The first time I was assigned a project that I could not physically complete on my own, I had a near panic attack. Worse than the assignment was that my group was chosen for me. The three of us were to write a twenty-page research paper with a thesis supported by gathered statistics. The class was Introduction to Political Science. The paper was 40% of our grade. My prospects were grim.
We divvied up the work evenly and scheduled regular meetings. After the first week, I felt like I was doing more than the others. By the second week, I petitioned the White House to outlaw group assignments. On the third week, I sent a rough copy of my portion of the paper to one of my group mates to read and edit. She said she was busy. I called her.

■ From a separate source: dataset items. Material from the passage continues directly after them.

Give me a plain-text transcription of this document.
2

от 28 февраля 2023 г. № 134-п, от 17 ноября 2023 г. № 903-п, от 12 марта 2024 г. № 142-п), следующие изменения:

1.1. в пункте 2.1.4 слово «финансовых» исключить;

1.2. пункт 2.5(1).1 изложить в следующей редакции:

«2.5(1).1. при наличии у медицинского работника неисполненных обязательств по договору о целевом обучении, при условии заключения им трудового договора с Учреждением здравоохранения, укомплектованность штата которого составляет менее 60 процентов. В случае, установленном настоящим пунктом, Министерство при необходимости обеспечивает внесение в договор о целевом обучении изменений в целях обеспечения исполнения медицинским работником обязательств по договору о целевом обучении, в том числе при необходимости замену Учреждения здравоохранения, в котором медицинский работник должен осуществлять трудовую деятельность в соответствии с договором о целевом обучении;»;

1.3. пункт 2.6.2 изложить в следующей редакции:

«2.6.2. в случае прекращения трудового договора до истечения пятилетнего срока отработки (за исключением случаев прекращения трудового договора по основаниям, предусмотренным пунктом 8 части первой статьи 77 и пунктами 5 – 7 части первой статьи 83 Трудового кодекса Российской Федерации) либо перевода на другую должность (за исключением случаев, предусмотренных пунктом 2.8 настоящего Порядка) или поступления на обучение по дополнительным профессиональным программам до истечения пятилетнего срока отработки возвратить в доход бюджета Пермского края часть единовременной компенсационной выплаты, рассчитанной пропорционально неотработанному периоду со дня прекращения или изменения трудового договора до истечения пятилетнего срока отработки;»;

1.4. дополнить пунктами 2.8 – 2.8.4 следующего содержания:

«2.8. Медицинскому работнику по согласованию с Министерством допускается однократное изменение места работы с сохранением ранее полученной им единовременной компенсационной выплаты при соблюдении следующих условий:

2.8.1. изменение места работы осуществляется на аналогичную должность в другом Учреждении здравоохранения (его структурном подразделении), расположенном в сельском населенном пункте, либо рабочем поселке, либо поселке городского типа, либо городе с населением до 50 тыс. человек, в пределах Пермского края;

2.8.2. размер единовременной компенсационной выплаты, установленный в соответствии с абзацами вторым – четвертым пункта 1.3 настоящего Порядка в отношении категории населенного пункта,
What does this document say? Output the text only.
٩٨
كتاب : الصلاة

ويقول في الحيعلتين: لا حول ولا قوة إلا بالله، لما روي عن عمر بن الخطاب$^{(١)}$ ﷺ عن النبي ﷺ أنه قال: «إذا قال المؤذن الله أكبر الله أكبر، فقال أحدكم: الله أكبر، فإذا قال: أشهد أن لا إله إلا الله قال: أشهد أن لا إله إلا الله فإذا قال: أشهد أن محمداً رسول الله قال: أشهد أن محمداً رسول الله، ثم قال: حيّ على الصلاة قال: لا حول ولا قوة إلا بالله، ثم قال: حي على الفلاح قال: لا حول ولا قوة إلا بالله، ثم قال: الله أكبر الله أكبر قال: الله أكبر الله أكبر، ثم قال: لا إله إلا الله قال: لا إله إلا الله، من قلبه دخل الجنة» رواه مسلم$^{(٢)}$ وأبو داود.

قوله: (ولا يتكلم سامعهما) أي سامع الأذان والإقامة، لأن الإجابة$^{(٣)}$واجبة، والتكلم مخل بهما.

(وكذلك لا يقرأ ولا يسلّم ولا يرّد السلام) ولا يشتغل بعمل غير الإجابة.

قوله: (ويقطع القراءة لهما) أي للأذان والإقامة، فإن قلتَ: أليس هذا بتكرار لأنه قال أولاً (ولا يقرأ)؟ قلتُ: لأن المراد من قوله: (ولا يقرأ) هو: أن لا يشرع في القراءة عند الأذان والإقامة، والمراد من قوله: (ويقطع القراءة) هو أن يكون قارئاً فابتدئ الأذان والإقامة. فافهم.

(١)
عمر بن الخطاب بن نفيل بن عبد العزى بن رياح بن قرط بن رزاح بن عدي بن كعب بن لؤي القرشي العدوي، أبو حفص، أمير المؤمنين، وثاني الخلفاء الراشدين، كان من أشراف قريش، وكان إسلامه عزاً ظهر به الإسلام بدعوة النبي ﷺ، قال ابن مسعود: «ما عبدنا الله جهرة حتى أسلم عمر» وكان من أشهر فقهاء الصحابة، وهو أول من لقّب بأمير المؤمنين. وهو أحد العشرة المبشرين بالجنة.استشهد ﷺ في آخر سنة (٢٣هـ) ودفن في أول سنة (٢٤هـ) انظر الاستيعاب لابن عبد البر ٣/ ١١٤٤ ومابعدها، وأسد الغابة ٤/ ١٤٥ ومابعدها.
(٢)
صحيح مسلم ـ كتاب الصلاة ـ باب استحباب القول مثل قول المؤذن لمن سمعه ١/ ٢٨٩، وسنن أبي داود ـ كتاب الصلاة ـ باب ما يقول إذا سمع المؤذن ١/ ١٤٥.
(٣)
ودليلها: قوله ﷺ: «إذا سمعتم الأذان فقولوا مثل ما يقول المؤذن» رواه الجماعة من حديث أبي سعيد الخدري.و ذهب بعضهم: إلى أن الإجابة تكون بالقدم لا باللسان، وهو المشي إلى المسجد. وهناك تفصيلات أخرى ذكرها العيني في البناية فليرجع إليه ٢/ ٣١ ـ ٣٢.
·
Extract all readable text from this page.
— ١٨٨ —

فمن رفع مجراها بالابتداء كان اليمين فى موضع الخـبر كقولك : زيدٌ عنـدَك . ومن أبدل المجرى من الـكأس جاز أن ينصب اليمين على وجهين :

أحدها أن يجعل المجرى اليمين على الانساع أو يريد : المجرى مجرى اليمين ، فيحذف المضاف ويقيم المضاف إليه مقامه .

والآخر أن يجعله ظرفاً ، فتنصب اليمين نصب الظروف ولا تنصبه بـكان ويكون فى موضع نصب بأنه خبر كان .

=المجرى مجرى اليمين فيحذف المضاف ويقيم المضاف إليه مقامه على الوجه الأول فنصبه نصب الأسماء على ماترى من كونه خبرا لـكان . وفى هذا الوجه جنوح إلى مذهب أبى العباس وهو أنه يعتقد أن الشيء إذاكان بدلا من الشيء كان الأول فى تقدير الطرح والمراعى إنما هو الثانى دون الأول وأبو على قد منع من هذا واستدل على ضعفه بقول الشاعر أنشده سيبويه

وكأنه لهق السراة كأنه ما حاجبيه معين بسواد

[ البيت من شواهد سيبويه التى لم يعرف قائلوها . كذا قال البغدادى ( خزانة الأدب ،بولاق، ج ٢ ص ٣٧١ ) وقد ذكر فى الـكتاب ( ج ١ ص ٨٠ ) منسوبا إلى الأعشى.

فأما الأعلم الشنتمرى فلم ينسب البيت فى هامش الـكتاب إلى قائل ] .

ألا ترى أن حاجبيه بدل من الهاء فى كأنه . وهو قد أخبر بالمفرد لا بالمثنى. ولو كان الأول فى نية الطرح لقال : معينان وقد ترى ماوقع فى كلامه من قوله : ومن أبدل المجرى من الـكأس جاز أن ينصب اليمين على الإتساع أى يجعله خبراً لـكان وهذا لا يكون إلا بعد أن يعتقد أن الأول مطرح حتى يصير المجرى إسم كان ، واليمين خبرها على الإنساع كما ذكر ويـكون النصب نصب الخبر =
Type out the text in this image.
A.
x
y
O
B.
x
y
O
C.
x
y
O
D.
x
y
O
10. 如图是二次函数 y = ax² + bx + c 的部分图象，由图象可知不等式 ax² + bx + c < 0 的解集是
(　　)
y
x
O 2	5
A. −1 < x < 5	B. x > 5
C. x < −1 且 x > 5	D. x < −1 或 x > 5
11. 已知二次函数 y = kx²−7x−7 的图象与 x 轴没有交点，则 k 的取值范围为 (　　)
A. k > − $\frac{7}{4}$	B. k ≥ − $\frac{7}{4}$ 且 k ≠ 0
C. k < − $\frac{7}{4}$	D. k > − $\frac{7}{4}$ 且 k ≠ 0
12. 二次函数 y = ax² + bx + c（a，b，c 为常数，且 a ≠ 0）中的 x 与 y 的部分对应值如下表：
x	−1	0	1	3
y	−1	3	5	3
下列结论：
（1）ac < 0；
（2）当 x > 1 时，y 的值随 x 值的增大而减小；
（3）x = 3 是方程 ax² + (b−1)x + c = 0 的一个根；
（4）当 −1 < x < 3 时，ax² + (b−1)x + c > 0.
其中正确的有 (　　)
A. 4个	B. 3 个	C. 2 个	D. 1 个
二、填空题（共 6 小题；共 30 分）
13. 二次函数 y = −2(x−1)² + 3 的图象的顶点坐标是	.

Accounts of the “Call Scandal of 2012” differ wildly. The group mates said I yelled at them for being lazy. I, borrowing a line from my mother, affirmed that I merely “raised my voice.” Whatever happened, the result was that I had one group member in tears, another angry, and we were all being dispersed in different directions. Our tower had just been knocked down. I think I did the knocking this time.
Soon after this event, I was reading the New Testament and landed on the Pentecost (Acts 2:1-6). While eating lunch with a large gathering of Jesus’ followers, the disciples felt a strange wind and were “filled with the Holy Spirit.” When Peter addressed the group of worshippers, they all understood him and each other, even though they spoke different languages. It seemed like a miracle. That’s the Holy Spirit for you.
The Pentecost contrasted deeply with the Tower of Babel. Rather than disunity from collaboration, there was cohesion and harmony from inspiration and teamwork. I suspected the different results came from the different goals: the people in the story of the Tower of Babel pursued material goals, while those on the day of Pentecost aimed for higher spiritual endeavors. I realized that if there was a time and place for group work in the Bible, there was a time and place for it in my life.
The research paper was already done. We had turned it in, and I had even mended my friendships with my two former group members. However, when the next group project came (and there will always be a next group project), I didn’t clinch my fists and shake my head like a baby being fed peas. I looked at the group project as an opportunity to focus on higher endeavors.
The difference was immediate and tangible. The more I focused on listening and understanding my teammates and my own role in the group, the more I felt relaxed and stress-free. I was even making friends, rather than almost losing them. The pressure to complete the project on my own to ensure success was gone.
Overall, I still wouldn’t choose a group project for fun, but there is a definite reason for collaboration. There are always pros and cons, and the pros are a lot easier to see when you are listening to God and to others and seeking to understand. I’m even considering withdrawing my petition to the White House.